Lord Kinnear—I have great difficulty in this case, because I do not think it a question to be determined by authority, but one that depends entirely upon the intention of the testator, which can be ascertained only from the words which he has used. Now, I confess I am not quite satisfied that the words which the testator has used express very clearly the intention which Lord Adam's opinion and Lord M'Laren's ascribe to them. I must say at the same time that I cannot find that they clearly express the contrary intention, and indeed my difficulty is whether the testator entertained any intelligent intention with reference to the event which has happened, or whether he did not rather fail to contemplate the death of his grandniece in minority as a probable contingency. But I do not know that that would necessarily displace the view which Lord Adam has explained, and it probably tends to confirm it, that the testator certainly intended that all his directions with reference to the disposal of this particular sum should be found in the sixth clause of his will, and not elsewhere, and that he intended this sixth purpose, however well or ill expressed, to dispose effectually and in all events of the legacy in question.
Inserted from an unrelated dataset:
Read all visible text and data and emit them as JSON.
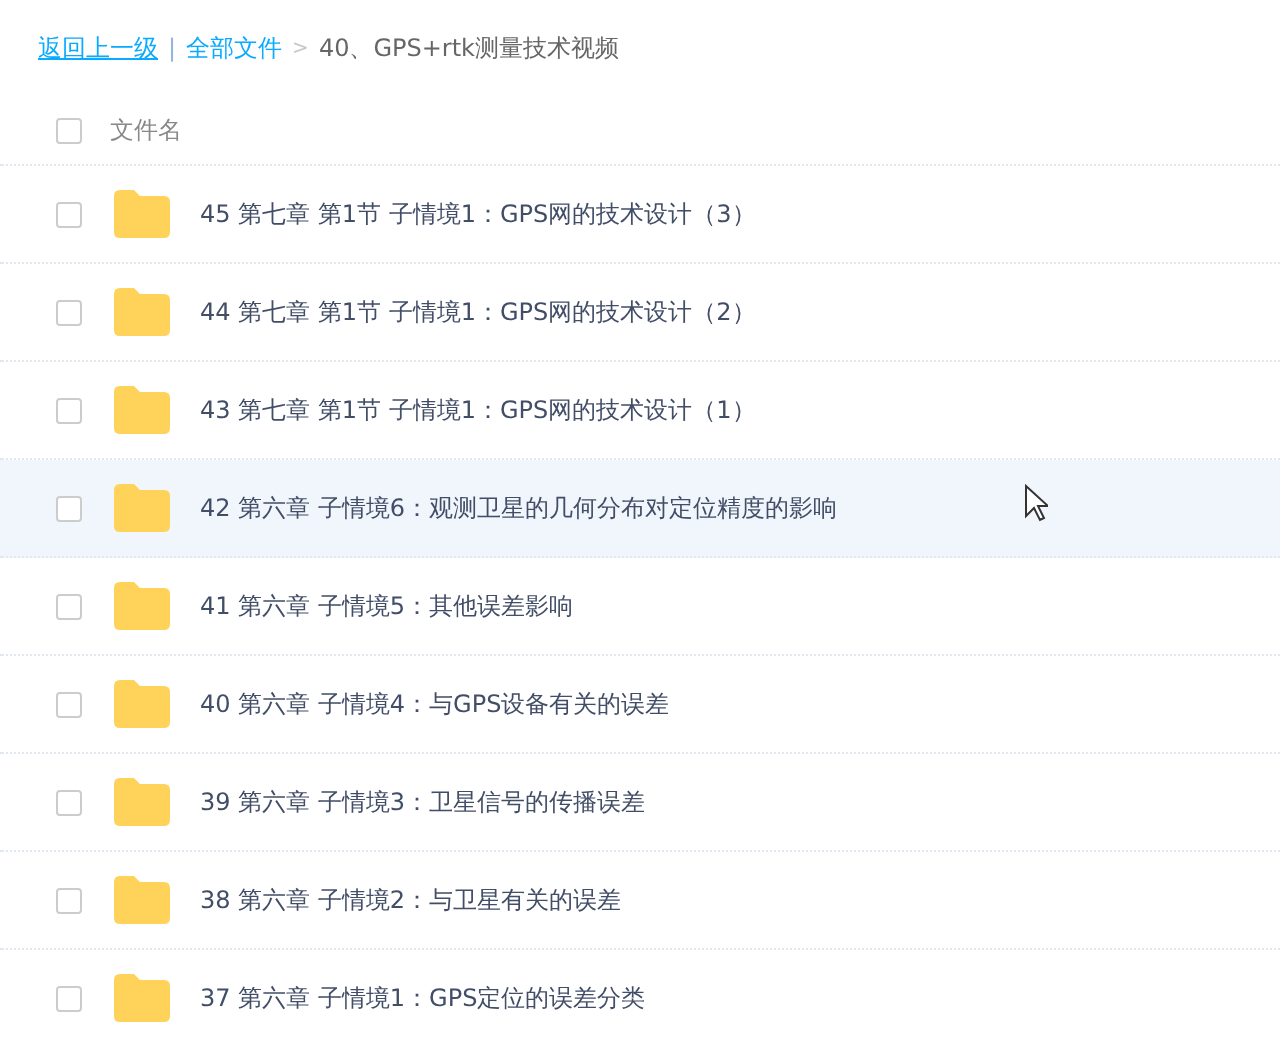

In that view, although I certainly entertain difficulty, I do not think myself justified in dissenting from the view in which Lord Adam and Lord M'Laren concur, and with which I understand your Lordship in the chair also is prepared to agree.

The Lord President concurred.

The Court answered the first question in the affirmative and the second in the negative.

Counsel:

Counsel for the First and Third Parties— Macfarlane. Agents— Romanes & Simson, W.S.

Counsel for the Second Party— Hunter. Agents— Reid & Guild, W.S.